Section "instruction"

Depending whether an instruction is found in the head or in the body, the behaviour of the in-struction is differently. In the body, instructions do build a Prolog terms. In the head, instructions try to unify Prolog terms and they might fall back into the Prolog building mode. Instruction streams are represented as host language objects.

In build mode, to allow clause sets inlining, the instructions the functor of a callable is allowed to be an anonymous predicate. The corresponding goal is solved by directly branching into the clause set of the anonymous predicate. Further the functor can be a cache node which speeds up the lookup of a predicate indicator.

The cross-compiler or runtime generate the following objects:

new Place(W), W =-1: (host language)
In building mode creates a fresh variable.
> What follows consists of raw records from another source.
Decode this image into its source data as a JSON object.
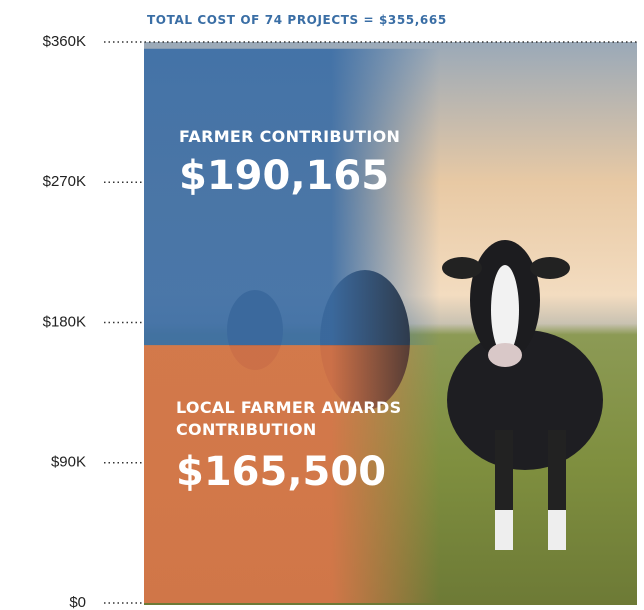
{
  "chart_data": {
    "type": "stacked-bar",
    "title": "TOTAL COST OF 74 PROJECTS = $355,665",
    "ylim": [
      0,
      360000
    ],
    "yticks": [
      {
        "value": 0,
        "label": "$0"
      },
      {
        "value": 90000,
        "label": "$90K"
      },
      {
        "value": 180000,
        "label": "$180K"
      },
      {
        "value": 270000,
        "label": "$270K"
      },
      {
        "value": 360000,
        "label": "$360K"
      }
    ],
    "series": [
      {
        "name": "LOCAL FARMER AWARDS CONTRIBUTION",
        "color": "#d9764a",
        "values": [
          165500
        ],
        "value_labels": [
          "$165,500"
        ]
      },
      {
        "name": "FARMER CONTRIBUTION",
        "color": "#3c6ea6",
        "values": [
          190165
        ],
        "value_labels": [
          "$190,165"
        ]
      }
    ]
  }
}
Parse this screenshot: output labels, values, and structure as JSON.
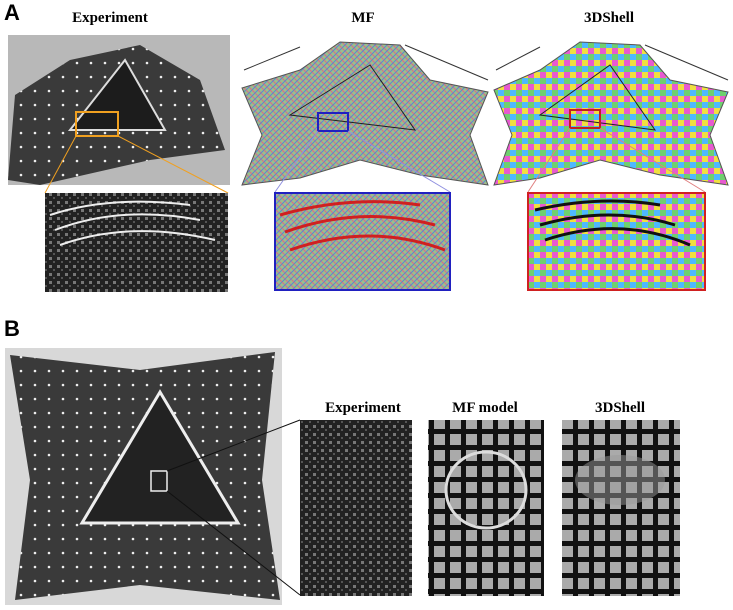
{
  "panel_a": {
    "label": "A",
    "titles": [
      "Experiment",
      "MF",
      "3DShell"
    ]
  },
  "panel_b": {
    "label": "B",
    "titles": [
      "Experiment",
      "MF model",
      "3DShell"
    ]
  }
}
In unify mode does nothing.
new Place(V), V < -1: (host language)
In building mode creates a fresh variable for the display at index W where W = (-V)-2. In unify assigns the unify argument to the display at index W.
new Place(W), W >= 0: (host language)
In building mode reuses the display at index W. In unify mode unifies the unify argument with the display at index W.
new Skeleton(F, A): (host language)
In building mode creates a new undefined compound with functor F and arguments L, and opens a new arguments context. In unify mode defers the creation and performs initial specialized compound unification, with the unify argument.
new Cache(F): (host language)
The constructor creates a cache node for the functor F.
otherwise C:
In building mode gives the embedded constant C, which is allowed to be a ground term and need not be atomic only. In unify mode performs unification of the embedded con-stant C with the unify argument.